Members of Ennahda had originally agreed that the commission that was to prepare the Mini-Constitution would be headed by a member of the opposition, but when it came to appoint the commission's president, members of Ennahda disavowed their previous commitment and appointed instead Habib Khedher, a young lawyer and politician, currently a member of the central office of legal affairs in the Ennahda party.

In taking up his assignment, Kheder, displaying all his rhetorical and negotiating capabilities, managed to transform the post of prime minister into an omnipotent position, reducing at the same time the attributions of power of the Presidents of the Republic and of the Speaker of the Constituent Assembly to almost nothing. The Tunisian media outlet, Business News, writes that although Ennhada won a relative majority (not an absolute one) and was obliged to form a coalition with two left-leaning parties, no one stopped Ennahda's hegemonic lunge for power.

"[The two parties in the coalition] already signed this agreement. Did they really read it or were they too busy in dreaming they had reached the top of their glory? They have been woken up by the cry of outrage of their supporters but, at the moment the draft [of the mini-constitution] was made public, it was already too late. So, Hamadi Jebali will be the new super Prime Minister […]. And, similarly to a Caliph who replaces the old president-Caliph [Ben Ali], nothing can pass without the supervision of the prime minister. Thus, the new president, apart from some strictly ceremonial prerogatives, will not even be allowed to appoint the mufti of the republic without the previous consent of the prime minister or appoint military chiefs or representatives of diplomatic missions," Business News reported.

The new Tunisian prime minister will be able to institute, modify or suppress ministerial posts as he pleases, having only to "inform" the president. Likewise, the prime minister will be allowed to appoint or dismiss high officials in public enterprises, in the public administration and in the military. In case the president of the republic is momentarily incapacitated from carrying out his functions, it is the prime minister who will replace him for a period of up to three months, whereas if the prime minister had some impediment, the president of the republic should appoint a new candidate as presented by the majority party.

This imbalance of powers would have been even greater if Ennahda's proposal of adopting a "qualified" majority of two-thirds for a vote of no-confidence-in-the-government would have passed.
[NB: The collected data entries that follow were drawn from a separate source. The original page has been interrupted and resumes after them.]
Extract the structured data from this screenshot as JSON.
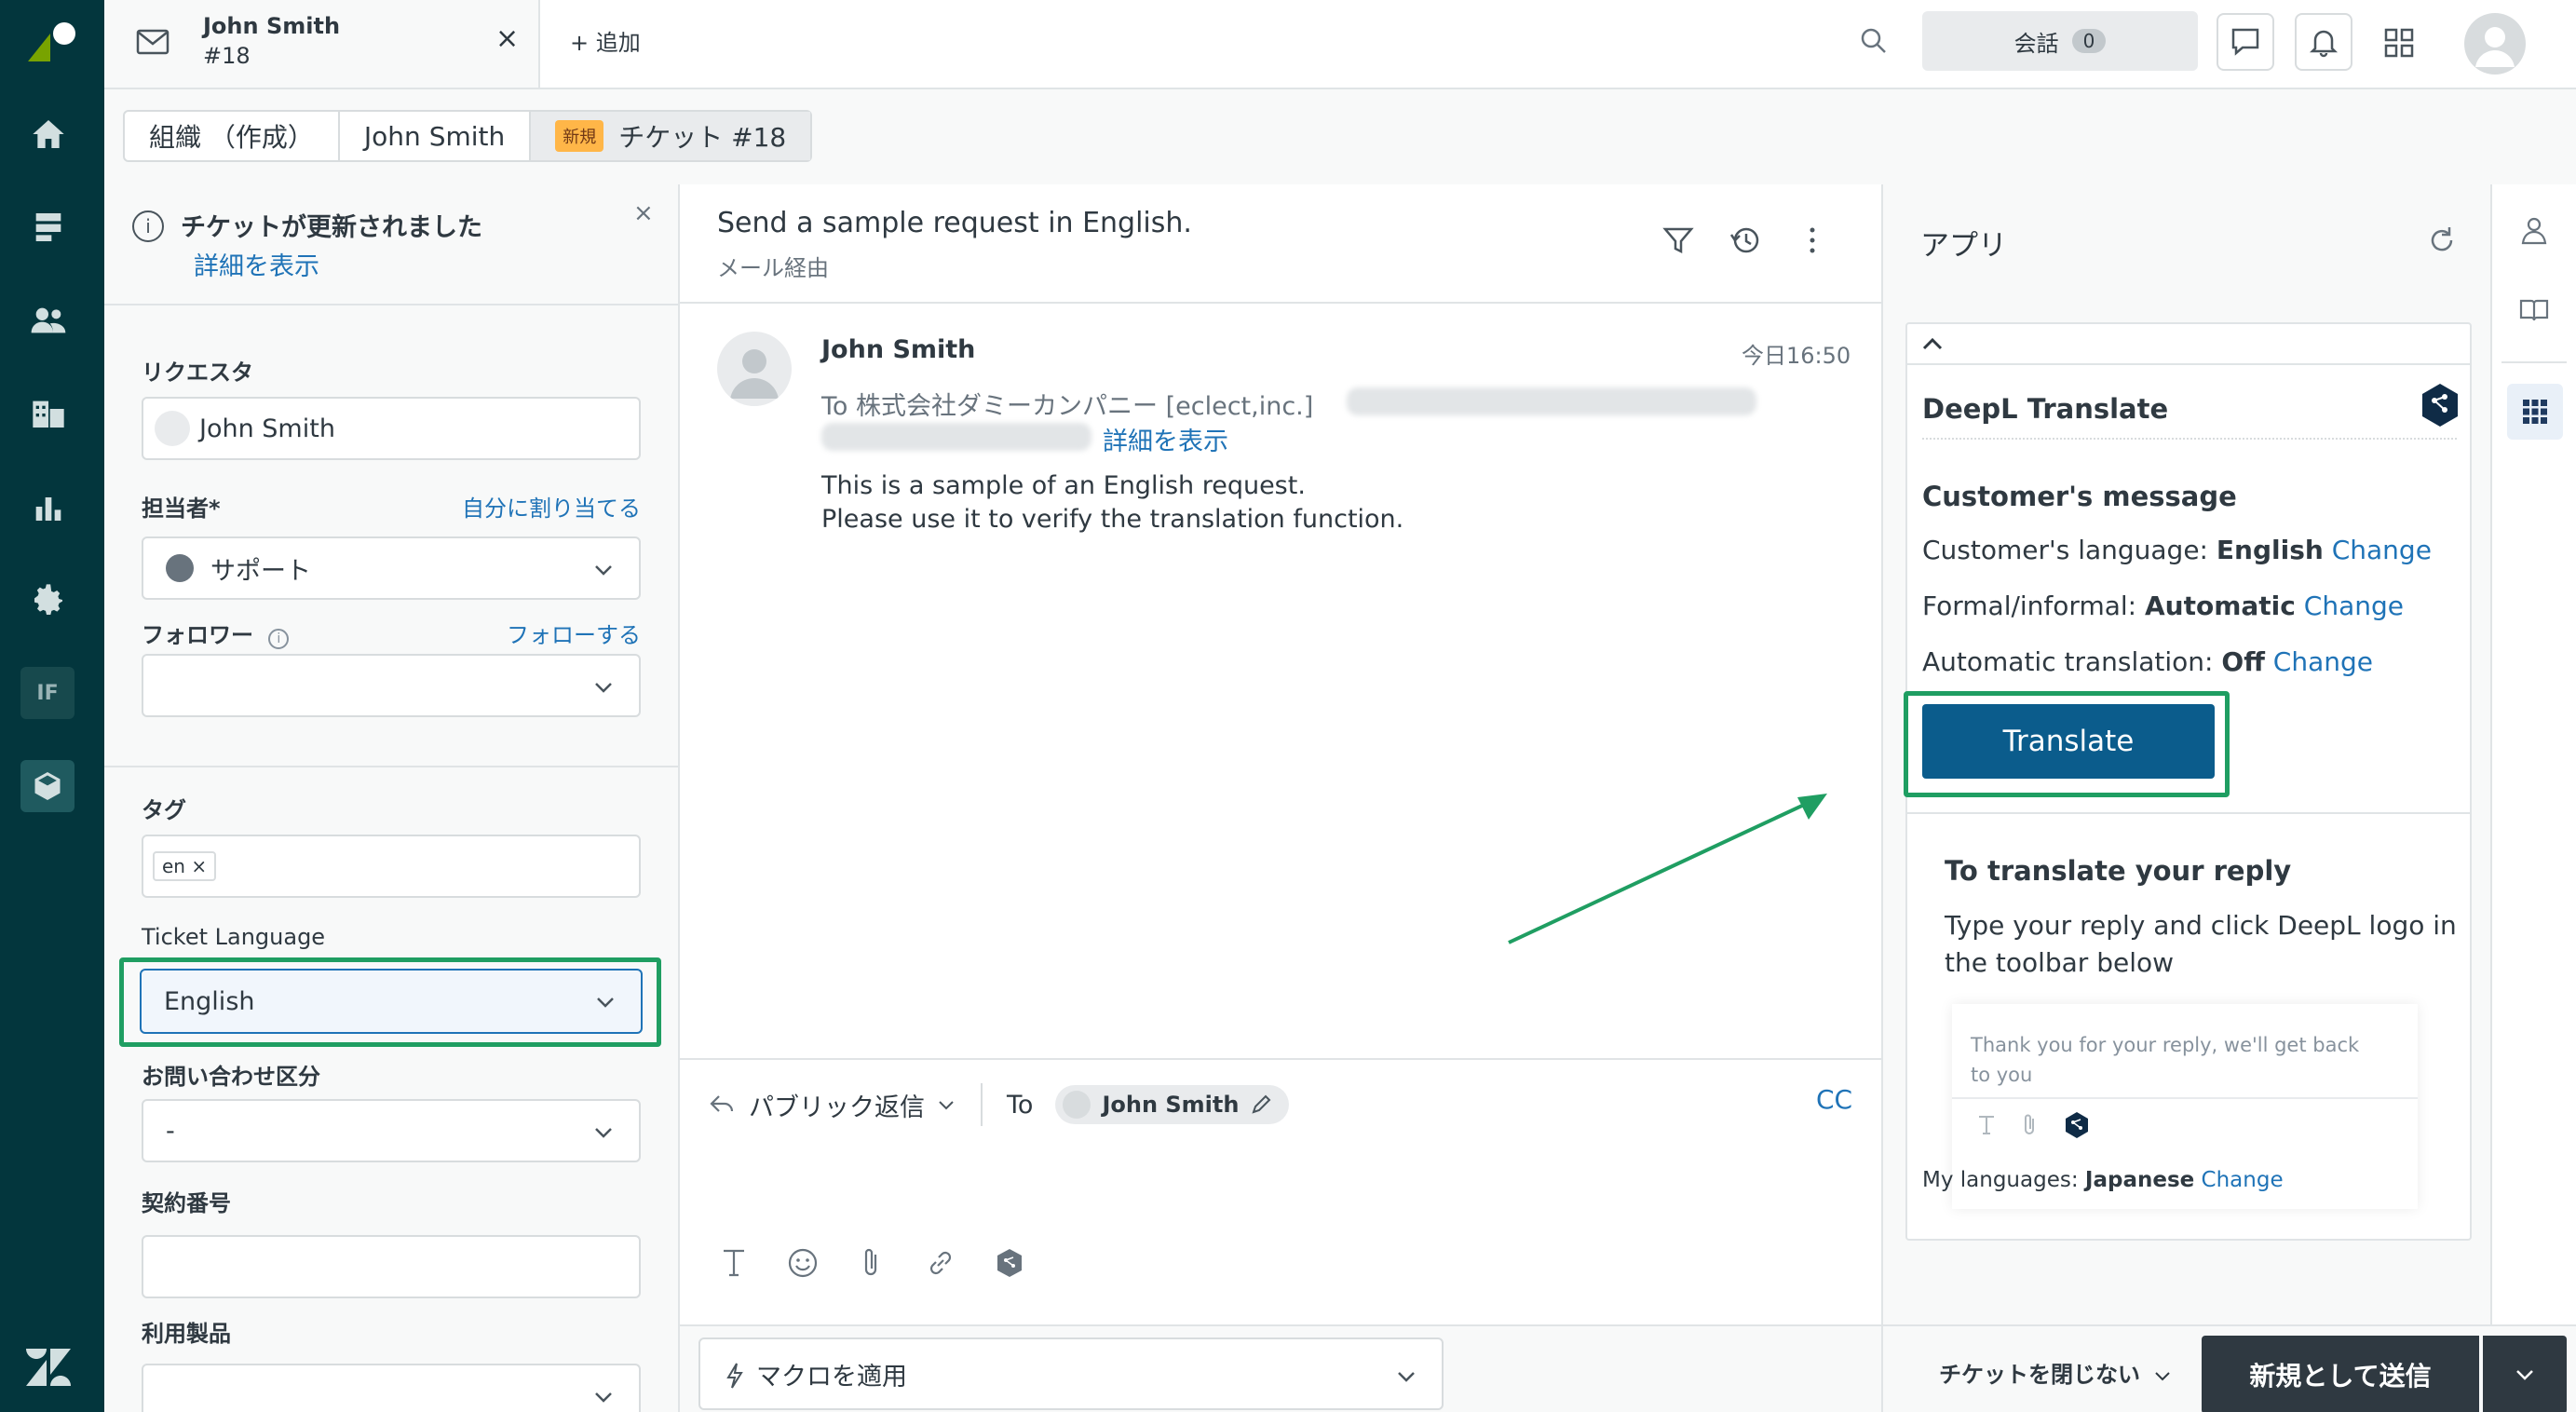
{
  "tab": {
    "name": "John Smith",
    "number": "#18",
    "add_label": "+ 追加"
  },
  "top": {
    "conversations_label": "会話",
    "conversations_count": "0"
  },
  "breadcrumb": {
    "org": "組織 （作成）",
    "user": "John Smith",
    "status_badge": "新規",
    "ticket": "チケット #18"
  },
  "notice": {
    "title": "チケットが更新されました",
    "link": "詳細を表示"
  },
  "fields": {
    "requester_label": "リクエスタ",
    "requester_value": "John Smith",
    "assignee_label": "担当者*",
    "assign_self": "自分に割り当てる",
    "assignee_value": "サポート",
    "followers_label": "フォロワー",
    "follow_link": "フォローする",
    "tags_label": "タグ",
    "tag_value": "en",
    "ticket_language_label": "Ticket Language",
    "ticket_language_value": "English",
    "inquiry_label": "お問い合わせ区分",
    "inquiry_value": "-",
    "contract_label": "契約番号",
    "product_label": "利用製品"
  },
  "conversation": {
    "subject": "Send a sample request in English.",
    "via": "メール経由",
    "sender": "John Smith",
    "time": "今日16:50",
    "to_line": "To 株式会社ダミーカンパニー [eclect,inc.]",
    "show_details": "詳細を表示",
    "body_line1": "This is a sample of an English request.",
    "body_line2": "Please use it to verify the translation function.",
    "reply_type": "パブリック返信",
    "to_label": "To",
    "to_name": "John Smith",
    "cc": "CC",
    "macro_label": "マクロを適用"
  },
  "apps": {
    "title": "アプリ",
    "deepl_title": "DeepL Translate",
    "customer_message": "Customer's message",
    "customer_language_label": "Customer's language:",
    "customer_language_value": "English",
    "formal_label": "Formal/informal:",
    "formal_value": "Automatic",
    "auto_label": "Automatic translation:",
    "auto_value": "Off",
    "change": "Change",
    "translate_btn": "Translate",
    "reply_title": "To translate your reply",
    "reply_desc": "Type your reply and click DeepL logo in the toolbar below",
    "sample_text": "Thank you for your reply, we'll get back to you",
    "my_languages_label": "My languages:",
    "my_languages_value": "Japanese"
  },
  "footer": {
    "close_option": "チケットを閉じない",
    "submit": "新規として送信"
  },
  "colors": {
    "nav": "#03363d",
    "link": "#1f73b7",
    "deepl_button": "#0b5c8c",
    "highlight": "#1f9e62",
    "submit": "#2f3941"
  }
}
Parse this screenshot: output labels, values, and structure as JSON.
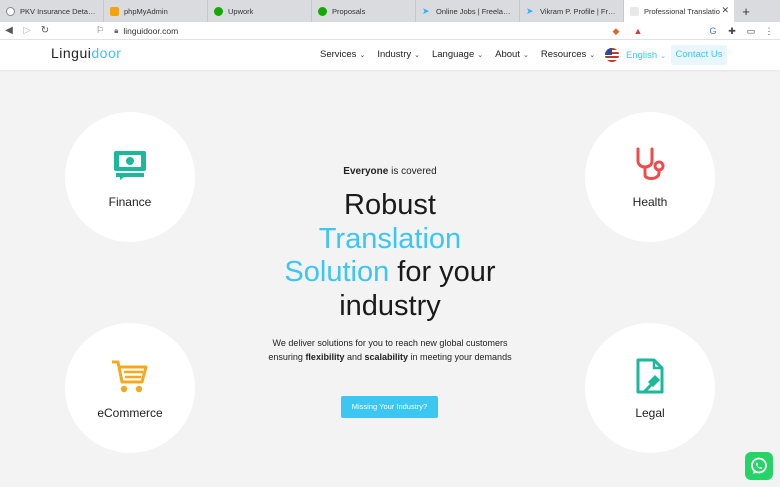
{
  "browser": {
    "tabs": [
      {
        "title": "PKV Insurance Details | Ad",
        "favicon": "globe-icon"
      },
      {
        "title": "phpMyAdmin",
        "favicon": "phpmyadmin-icon"
      },
      {
        "title": "Upwork",
        "favicon": "upwork-icon"
      },
      {
        "title": "Proposals",
        "favicon": "upwork-icon"
      },
      {
        "title": "Online Jobs | Freelance Em",
        "favicon": "freelancer-icon"
      },
      {
        "title": "Vikram P. Profile | Freelan",
        "favicon": "freelancer-icon"
      },
      {
        "title": "Professional Translatio",
        "favicon": "page-icon",
        "active": true
      }
    ],
    "url": "linguidoor.com"
  },
  "site": {
    "logo": {
      "part1": "Lingui",
      "part2": "door"
    },
    "nav": [
      "Services",
      "Industry",
      "Language",
      "About",
      "Resources"
    ],
    "language": "English",
    "contact": "Contact Us"
  },
  "hero": {
    "covered_bold": "Everyone",
    "covered_rest": " is covered",
    "headline": {
      "l1": "Robust",
      "l2": "Translation",
      "l3a": "Solution",
      "l3b": " for your",
      "l4": "industry"
    },
    "sub": {
      "line1": "We deliver solutions for you to reach new global customers",
      "pre": "ensuring ",
      "b1": "flexibility",
      "mid": " and ",
      "b2": "scalability",
      "post": " in meeting your demands"
    },
    "cta": "Missing Your Industry?"
  },
  "industries": {
    "finance": "Finance",
    "health": "Health",
    "ecommerce": "eCommerce",
    "legal": "Legal"
  },
  "colors": {
    "accent": "#3cc6f2",
    "finance": "#1bb99a",
    "health": "#ef4b4b",
    "ecommerce": "#f4a81d",
    "legal": "#1bb99a",
    "whatsapp": "#25d366"
  }
}
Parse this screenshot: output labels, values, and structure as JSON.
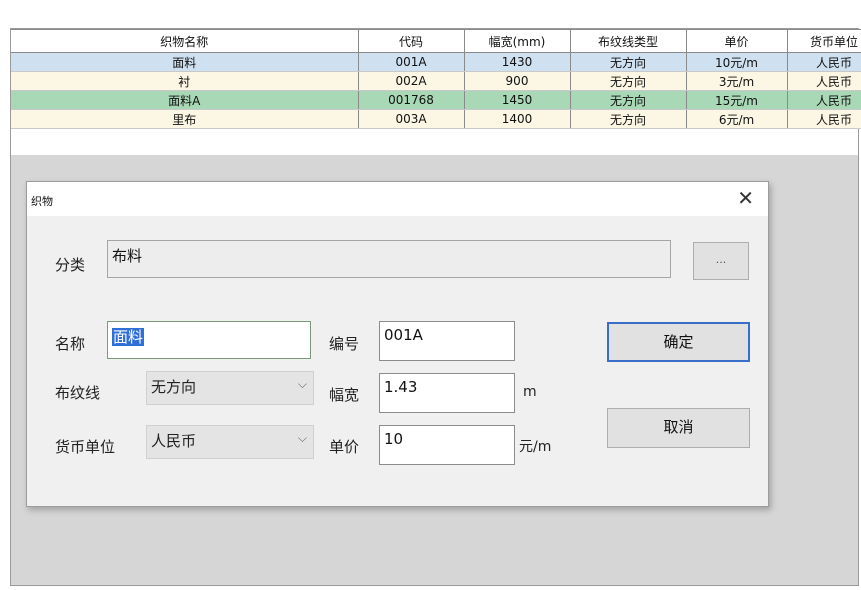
{
  "table": {
    "columns": [
      "织物名称",
      "代码",
      "幅宽(mm)",
      "布纹线类型",
      "单价",
      "货币单位"
    ],
    "rows": [
      [
        "面料",
        "001A",
        "1430",
        "无方向",
        "10元/m",
        "人民币"
      ],
      [
        "衬",
        "002A",
        "900",
        "无方向",
        "3元/m",
        "人民币"
      ],
      [
        "面料A",
        "001768",
        "1450",
        "无方向",
        "15元/m",
        "人民币"
      ],
      [
        "里布",
        "003A",
        "1400",
        "无方向",
        "6元/m",
        "人民币"
      ]
    ]
  },
  "dialog": {
    "title": "织物",
    "close_glyph": "✕",
    "category_label": "分类",
    "category_value": "布料",
    "browse_label": "...",
    "name_label": "名称",
    "name_value": "面料",
    "grain_label": "布纹线",
    "grain_value": "无方向",
    "currency_label": "货币单位",
    "currency_value": "人民币",
    "code_label": "编号",
    "code_value": "001A",
    "width_label": "幅宽",
    "width_value": "1.43",
    "width_unit": "m",
    "price_label": "单价",
    "price_value": "10",
    "price_unit": "元/m",
    "ok_label": "确定",
    "cancel_label": "取消",
    "dropdown_glyph": "⌵"
  },
  "colors": {
    "row_selected": "#cfe0f0",
    "row_alt": "#fbf7e4",
    "row_highlight": "#a9d8b6",
    "text_selection": "#2f6fd6",
    "default_button_border": "#3a6fc9"
  }
}
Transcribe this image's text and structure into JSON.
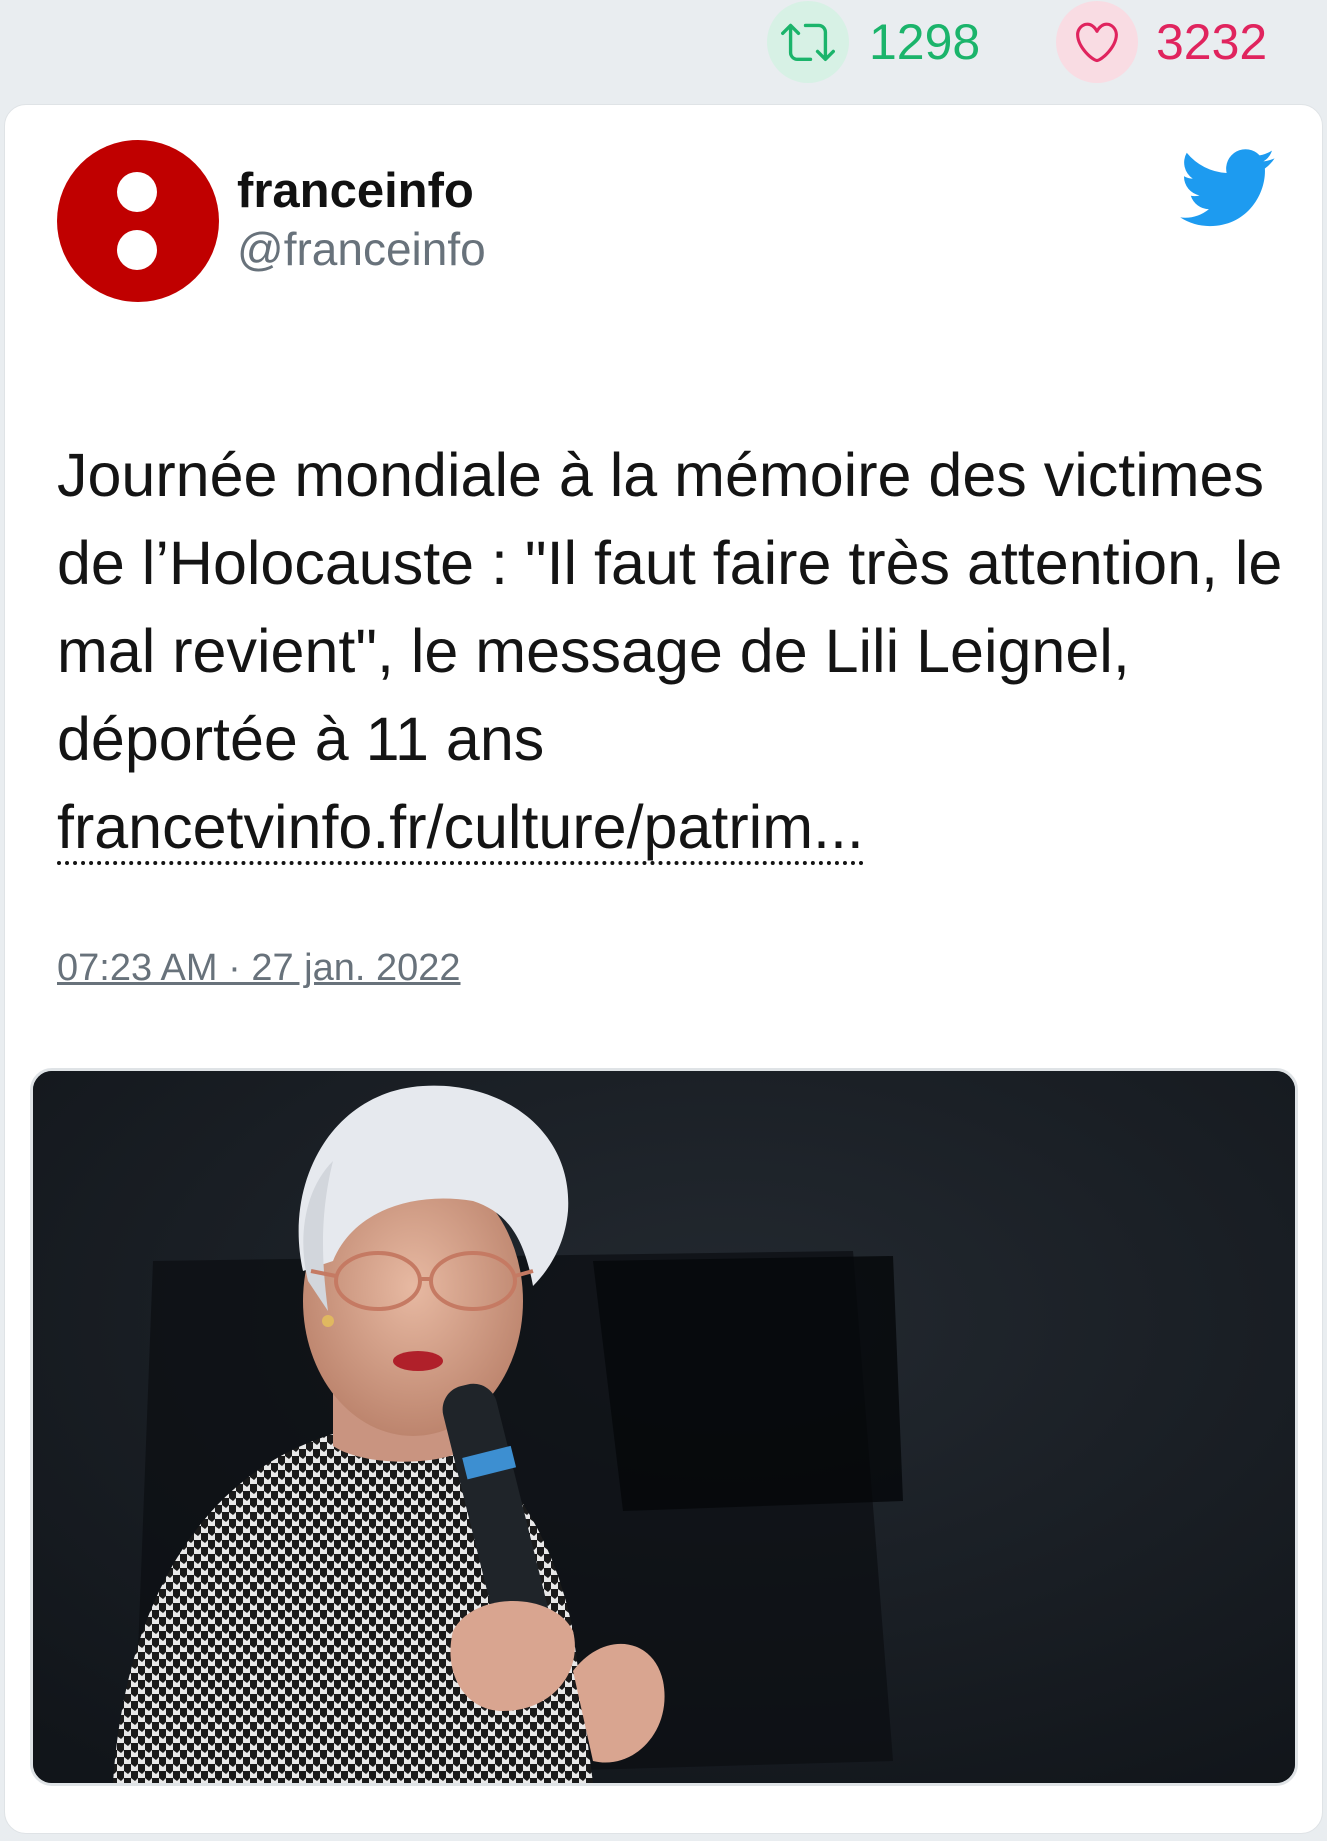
{
  "stats": {
    "retweets": "1298",
    "likes": "3232",
    "retweet_icon": "retweet-icon",
    "like_icon": "heart-icon",
    "retweet_color": "#1bb46b",
    "like_color": "#e0245e"
  },
  "tweet": {
    "author_name": "franceinfo",
    "author_handle": "@franceinfo",
    "avatar_color": "#c00000",
    "text": "Journée mondiale à la mémoire des victimes de l’Holocauste : \"Il faut faire très attention, le mal revient\", le message de Lili Leignel, déportée à 11 ans",
    "link_text": "francetvinfo.fr/culture/patrim...",
    "timestamp": "07:23 AM · 27 jan. 2022",
    "brand_icon": "twitter-bird-icon",
    "brand_color": "#1d9bf0"
  },
  "actions": {
    "reply_icon": "reply-icon",
    "retweet_icon": "retweet-icon",
    "like_icon": "heart-icon"
  },
  "media": {
    "image": "photo"
  }
}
Under the pressure of the civil society and of the Tunisian press, Ennahda had to backtrack, and now an absolute majority will be sufficient for a no-confidence vote.

There is no doubt that Ennahda came to power through a democratic process: according to observers, elections were transparent and fair. However, the Islamist party seems concerned that its electoral success might be confiscated by political gimmicks. The mini-constitution that has been approved is engineered in such a way as to ensure maximum powers to Ennahda and to shelter it from possible political attacks. The new mini-constitution, therefore, raises significant questions over Ennahda's democratic intent.